Andrew Clements 

The Ghost Wife

Barbican, London.
  
  


OzOpera is the touring arm of Opera Australia. It was set up to present chamber-sized pieces in reasonably portable productions, and it commissions new works assiduously; its nearest British equivalent would be Music Theatre Wales. For its British debut under the banner of the Barbican's BITE season the company has brought over Jonathan Mills and Dorothy Porter's The Ghost Wife, a tight and effective one-act three-hander, premiered in Melbourne three years ago.

Porter's libretto, based upon a short story by Barbara Baynton, is a depressing little tale of life in the Australian bush at the turn of the 20th century. A woman is trapped in a loveless marriage to a feckless sheep-shearer and marooned in a wooden shack miles from anywhere. Alone with her baby, she fears everything around her - nature, darkness, ghosts - and her terror takes real form with the arrival of a swagman, who threatens her but then disappears, only to return that night to rape and murder her. When her husband returns drunk to find the hut empty but for the baby in its basket, he thinks he has been deserted, but his wife appears as a ghost, promising to haunt him for the rest of his life.

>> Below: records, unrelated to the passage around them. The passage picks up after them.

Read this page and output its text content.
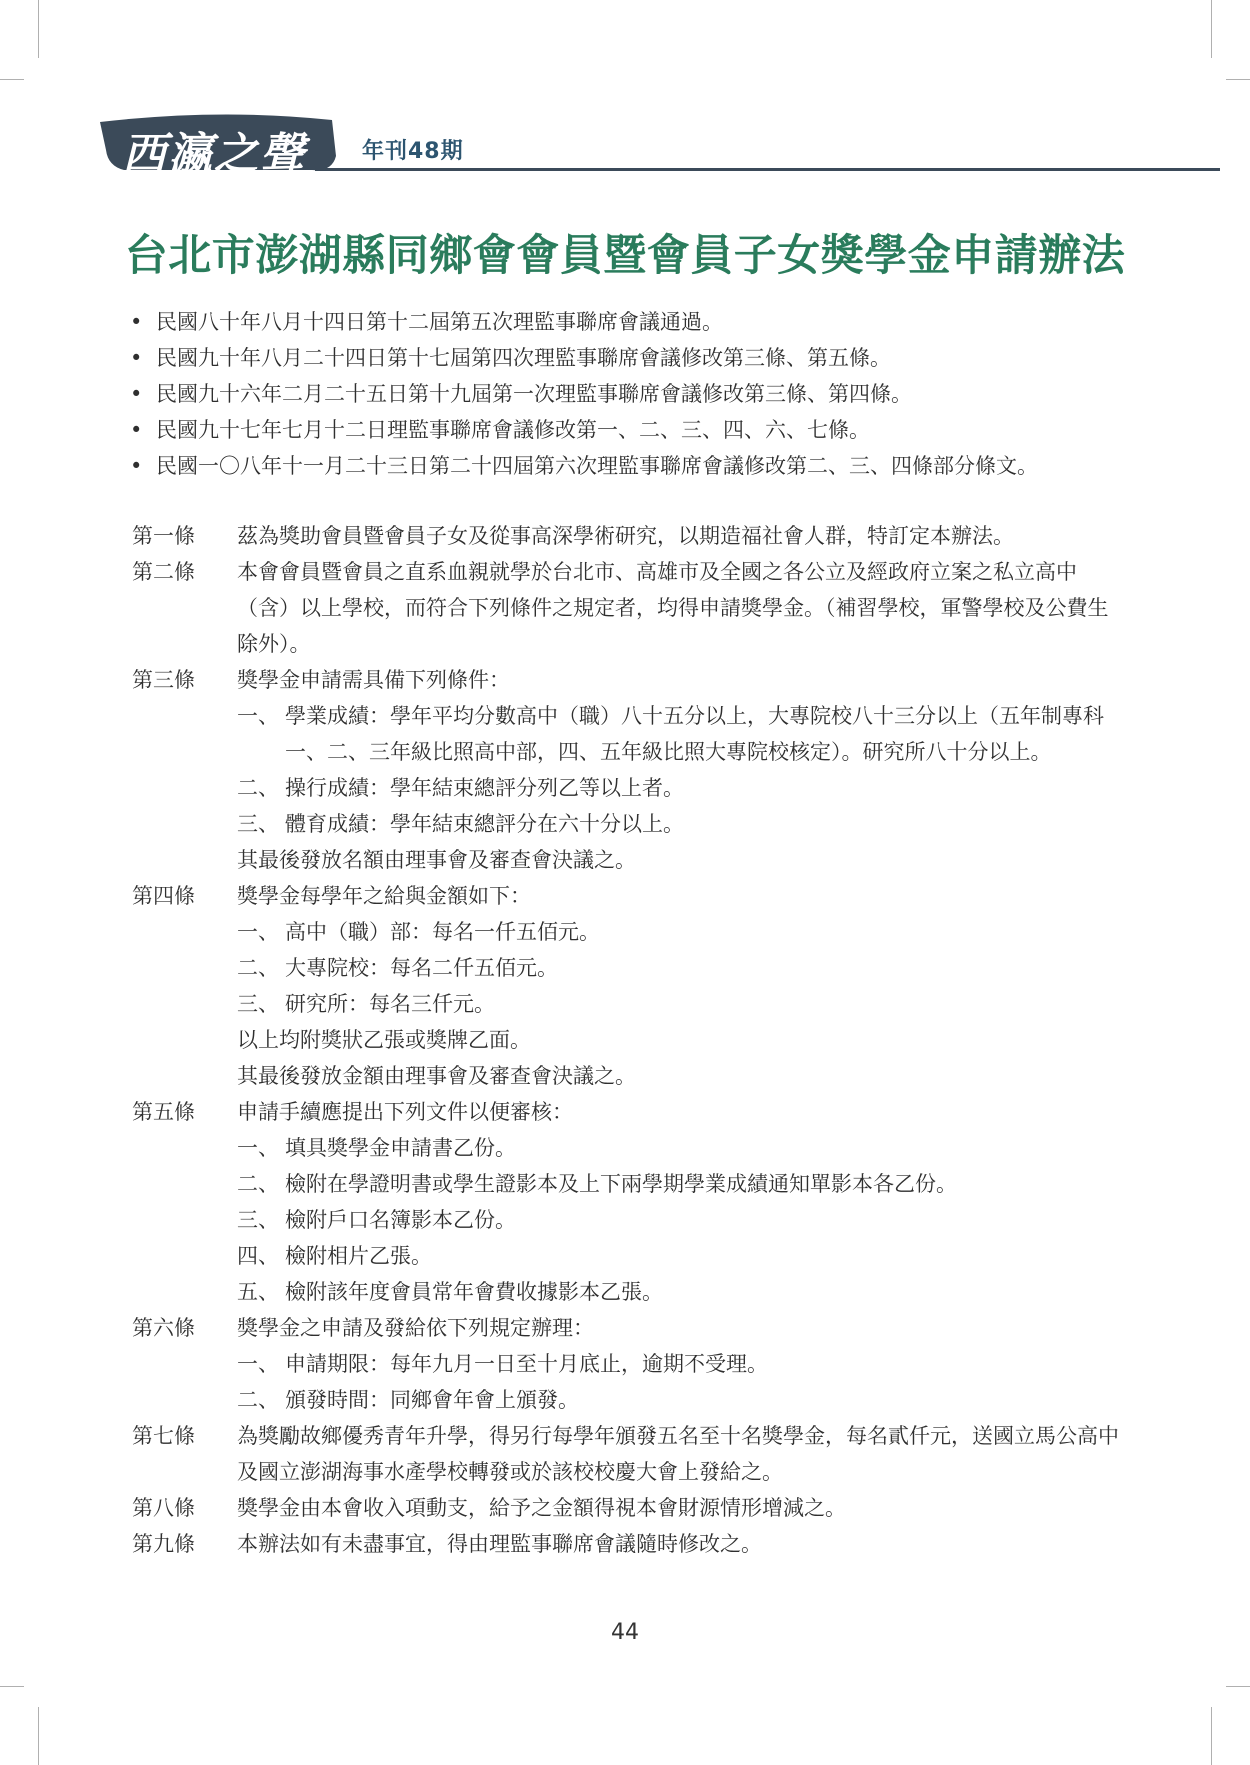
西瀛之聲	年刊48期
台北市澎湖縣同鄉會會員暨會員子女獎學金申請辦法
• 民國八十年八月十四日第十二屆第五次理監事聯席會議通過。
• 民國九十年八月二十四日第十七屆第四次理監事聯席會議修改第三條、第五條。
• 民國九十六年二月二十五日第十九屆第一次理監事聯席會議修改第三條、第四條。
• 民國九十七年七月十二日理監事聯席會議修改第一、二、三、四、六、七條。
• 民國一〇八年十一月二十三日第二十四屆第六次理監事聯席會議修改第二、三、四條部分條文。
第一條	茲為獎助會員暨會員子女及從事高深學術研究，以期造福社會人群，特訂定本辦法。
第二條	本會會員暨會員之直系血親就學於台北市、高雄市及全國之各公立及經政府立案之私立高中（含）以上學校，而符合下列條件之規定者，均得申請獎學金。（補習學校，軍警學校及公費生除外）。
第三條	獎學金申請需具備下列條件：
一、 學業成績：學年平均分數高中（職）八十五分以上，大專院校八十三分以上（五年制專科一、二、三年級比照高中部，四、五年級比照大專院校核定）。研究所八十分以上。
二、 操行成績：學年結束總評分列乙等以上者。
三、 體育成績：學年結束總評分在六十分以上。
其最後發放名額由理事會及審查會決議之。
第四條	獎學金每學年之給與金額如下：
一、 高中（職）部：每名一仟五佰元。
二、 大專院校：每名二仟五佰元。
三、 研究所：每名三仟元。
以上均附獎狀乙張或獎牌乙面。
其最後發放金額由理事會及審查會決議之。
第五條	申請手續應提出下列文件以便審核：
一、 填具獎學金申請書乙份。
二、 檢附在學證明書或學生證影本及上下兩學期學業成績通知單影本各乙份。
三、 檢附戶口名簿影本乙份。
四、 檢附相片乙張。
五、 檢附該年度會員常年會費收據影本乙張。
第六條	獎學金之申請及發給依下列規定辦理：
一、 申請期限：每年九月一日至十月底止，逾期不受理。
二、 頒發時間：同鄉會年會上頒發。
第七條	為獎勵故鄉優秀青年升學，得另行每學年頒發五名至十名獎學金，每名貳仟元，送國立馬公高中及國立澎湖海事水產學校轉發或於該校校慶大會上發給之。
第八條	獎學金由本會收入項動支，給予之金額得視本會財源情形增減之。
第九條	本辦法如有未盡事宜，得由理監事聯席會議隨時修改之。
44
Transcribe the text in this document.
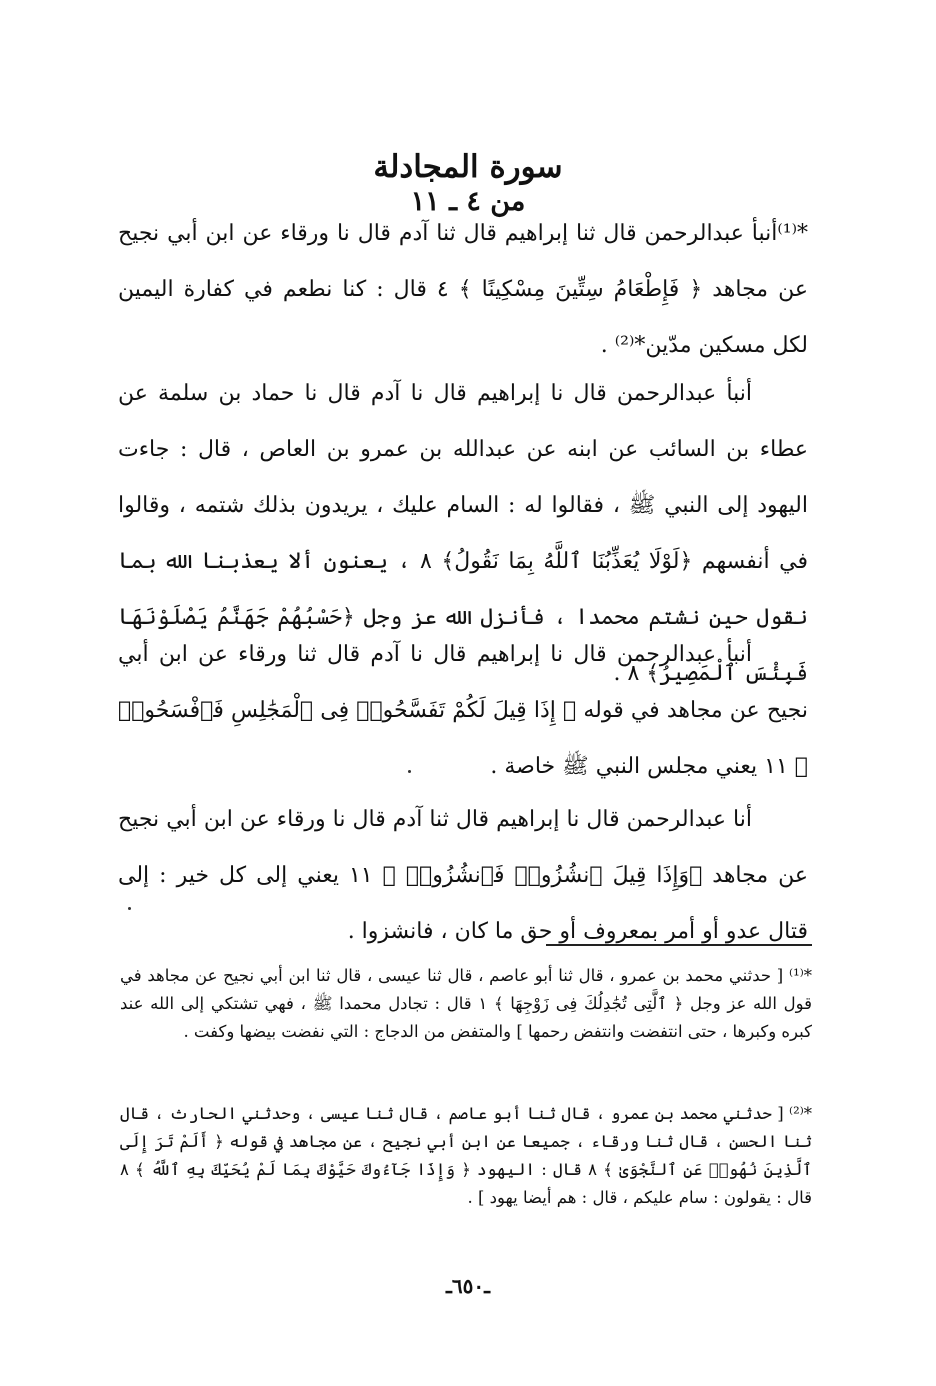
سورة المجادلة
من ٤ ـ ١١
*⁽¹⁾أنبأ عبدالرحمن قال ثنا إبراهيم قال ثنا آدم قال نا ورقاء عن ابن أبي نجيح عن مجاهد ﴿ فَإِطْعَامُ سِتِّينَ مِسْكِينًا ﴾ ٤ قال : كنا نطعم في كفارة اليمين لكل مسكين مدّين*⁽²⁾ .
أنبأ عبدالرحمن قال نا إبراهيم قال نا آدم قال نا حماد بن سلمة عن عطاء بن السائب عن ابنه عن عبدالله بن عمرو بن العاص ، قال : جاءت اليهود إلى النبي ﷺ ، فقالوا له : السام عليك ، يريدون بذلك شتمه ، وقالوا في أنفسهم ﴿لَوْلَا يُعَذِّبُنَا ٱللَّهُ بِمَا نَقُولُ﴾ ٨ ، يعنون ألا يعذبنا الله بما نقول حين نشتم محمدا ، فأنزل الله عز وجل ﴿حَسْبُهُمْ جَهَنَّمُ يَصْلَوْنَهَا فَبِئْسَ ٱلْمَصِيرُ﴾ ٨ .
أنبأ عبدالرحمن قال نا إبراهيم قال نا آدم قال ثنا ورقاء عن ابن أبي نجيح عن مجاهد في قوله ﴿ إِذَا قِيلَ لَكُمْ تَفَسَّحُوا۟ فِى ٱلْمَجَٰلِسِ فَٱفْسَحُوا۟ ﴾ ١١ يعني مجلس النبي ﷺ خاصة .
أنا عبدالرحمن قال نا إبراهيم قال ثنا آدم قال نا ورقاء عن ابن أبي نجيح عن مجاهد ﴿وَإِذَا قِيلَ ٱنشُزُوا۟ فَٱنشُزُوا۟ ﴾ ١١ يعني إلى كل خير : إلى قتال عدو أو أمر بمعروف أو حق ما كان ، فانشزوا .
*⁽¹⁾ [ حدثني محمد بن عمرو ، قال ثنا أبو عاصم ، قال ثنا عيسى ، قال ثنا ابن أبي نجيح عن مجاهد في قول الله عز وجل ﴿ ٱلَّتِى تُجَٰدِلُكَ فِى زَوْجِهَا ﴾ ١ قال : تجادل محمدا ﷺ ، فهي تشتكي إلى الله عند كبره وكبرها ، حتى انتفضت وانتفض رحمها ] والمتفض من الدجاج : التي نفضت بيضها وكفت .
*⁽²⁾ [ حدثني محمد بن عمرو ، قال ثنا أبو عاصم ، قال ثنا عيسى ، وحدثني الحارث ، قال ثنا الحسن ، قال ثنا ورقاء ، جميعا عن ابن أبي نجيح ، عن مجاهد في قوله ﴿ أَلَمْ تَرَ إِلَى ٱلَّذِينَ نُهُوا۟ عَنِ ٱلنَّجْوَىٰ ﴾ ٨ قال : اليهود ﴿ وَإِذَا جَآءُوكَ حَيَّوْكَ بِمَا لَمْ يُحَيِّكَ بِهِ ٱللَّهُ ﴾ ٨ قال : يقولون : سام عليكم ، قال : هم أيضا يهود ] .
ـ٦٥٠ـ
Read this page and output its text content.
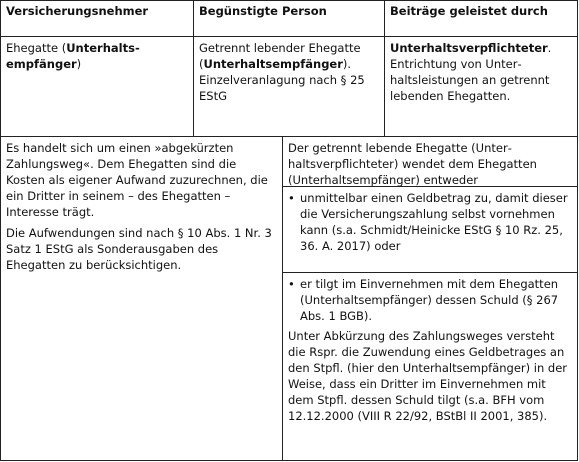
Versicherungsnehmer	Begünstigte Person	Beiträge geleistet durch
Ehegatte (Unterhaltsempfänger)

Getrennt lebender Ehegatte (Unterhaltsempfänger).

Einzelveranlagung nach § 25 EStG

Unterhaltsverpflichteter.

Entrichtung von Unterhaltsleistungen an getrennt lebenden Ehegatten.

Es handelt sich um einen »abgekürzten Zahlungsweg«. Dem Ehegatten sind die Kosten als eigener Aufwand zuzurechnen, die ein Dritter in seinem – des Ehegatten – Interesse trägt.

Die Aufwendungen sind nach § 10 Abs. 1 Nr. 3 Satz 1 EStG als Sonderausgaben des Ehegatten zu berücksichtigen.

Der getrennt lebende Ehegatte (Unterhaltsverpflichteter) wendet dem Ehegatten (Unterhaltsempfänger) entweder

• unmittelbar einen Geldbetrag zu, damit dieser die Versicherungszahlung selbst vornehmen kann (s.a. Schmidt/Heinicke EStG § 10 Rz. 25, 36. A. 2017) oder
• er tilgt im Einvernehmen mit dem Ehegatten (Unterhaltsempfänger) dessen Schuld (§ 267 Abs. 1 BGB).

Unter Abkürzung des Zahlungsweges versteht die Rspr. die Zuwendung eines Geldbetrages an den Stpfl. (hier den Unterhaltsempfänger) in der Weise, dass ein Dritter im Einvernehmen mit dem Stpfl. dessen Schuld tilgt (s.a. BFH vom 12.12.2000 (VIII R 22/92, BStBl II 2001, 385).
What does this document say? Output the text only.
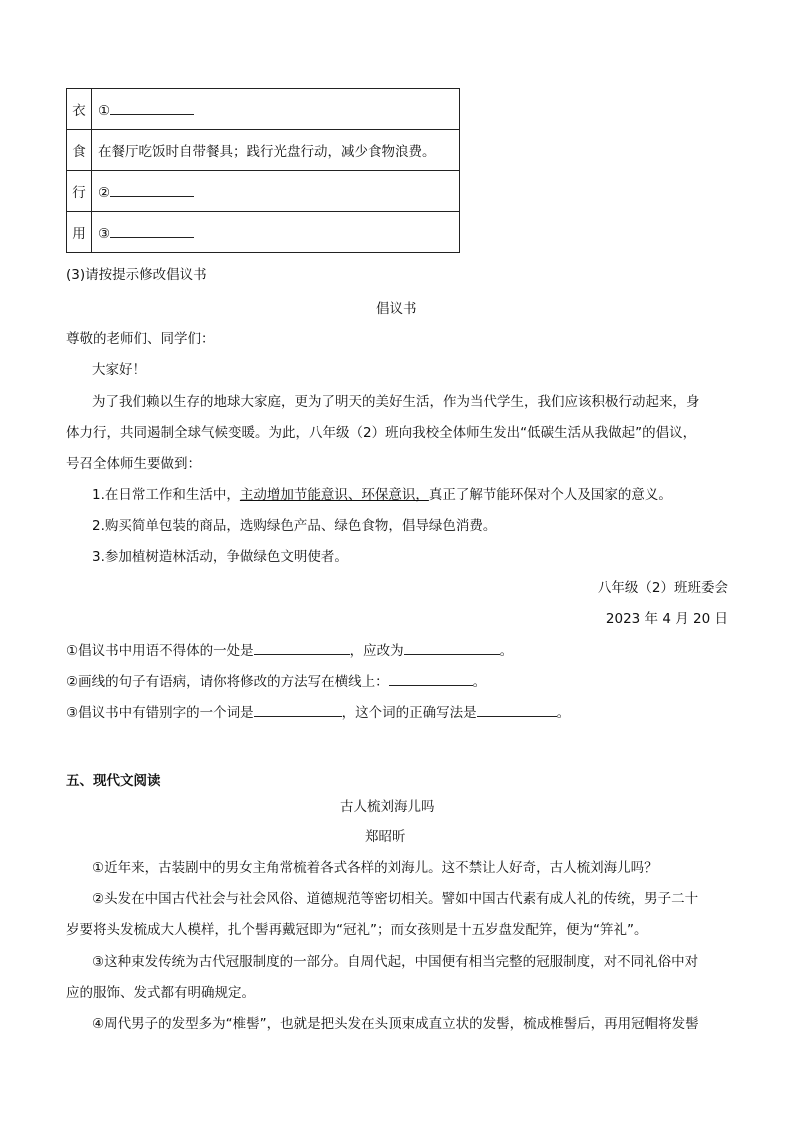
衣	①
食	在餐厅吃饭时自带餐具；践行光盘行动，减少食物浪费。
行	②
用	③
(3)请按提示修改倡议书
倡议书
尊敬的老师们、同学们：
大家好！
为了我们赖以生存的地球大家庭，更为了明天的美好生活，作为当代学生，我们应该积极行动起来，身
体力行，共同遏制全球气候变暖。为此，八年级（2）班向我校全体师生发出“低碳生活从我做起”的倡议，
号召全体师生要做到：
1.在日常工作和生活中，主动增加节能意识、环保意识，真正了解节能环保对个人及国家的意义。
2.购买简单包装的商品，选购绿色产品、绿色食物，倡导绿色消费。
3.参加植树造林活动，争做绿色文明使者。
八年级（2）班班委会
2023 年 4 月 20 日
①倡议书中用语不得体的一处是	，应改为	。
②画线的句子有语病，请你将修改的方法写在横线上：	。
③倡议书中有错别字的一个词是	，这个词的正确写法是	。
五、现代文阅读
古人梳刘海儿吗
郑昭昕
①近年来，古装剧中的男女主角常梳着各式各样的刘海儿。这不禁让人好奇，古人梳刘海儿吗？
②头发在中国古代社会与社会风俗、道德规范等密切相关。譬如中国古代素有成人礼的传统，男子二十
岁要将头发梳成大人模样，扎个髻再戴冠即为“冠礼”；而女孩则是十五岁盘发配笄，便为“笄礼”。
③这种束发传统为古代冠服制度的一部分。自周代起，中国便有相当完整的冠服制度，对不同礼俗中对
应的服饰、发式都有明确规定。
④周代男子的发型多为“椎髻”，也就是把头发在头顶束成直立状的发髻，梳成椎髻后，再用冠帽将发髻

The message - men are violent, untrustworthy, women their obligatory victims - may be wearisomely PC, but the text is spare and unobtrusively poetic, and the dramatic pacing sure. Mills sets the words in a slightly anonymous vocal style with echoes of Britten and Tippett, and a fondness for elaborate melismas, but the words come across easily enough. The instrumental accompaniment - eight players behind the scenes, and two percussionists on either side of the acting area - is spare, often pared down to a single line. It is short on memorable musical ideas but strong on atmosphere, and the percussionists take a dramatic as well as musical role, playing wooden panels and metal bars embedded in the set and then attacking the slats of the wooden shack itself in the build-up to the climactic rape.

The result is a powerfully effective piece of theatre, which just goes off the boil in the final scene, when the appearance of the woman as ghost is a bit too hammily managed. That is the only miscalculation in Adam Cook's production, which obtains intense performances from the three characters - Grant Smith as the bullying husband, Kanen Breen as the predatory swagman and Dimity Shepherd as the woman. Shepherd is absolutely compelling: her two long scenas are the musical and dramatic core of the piece, and she sustains both superbly.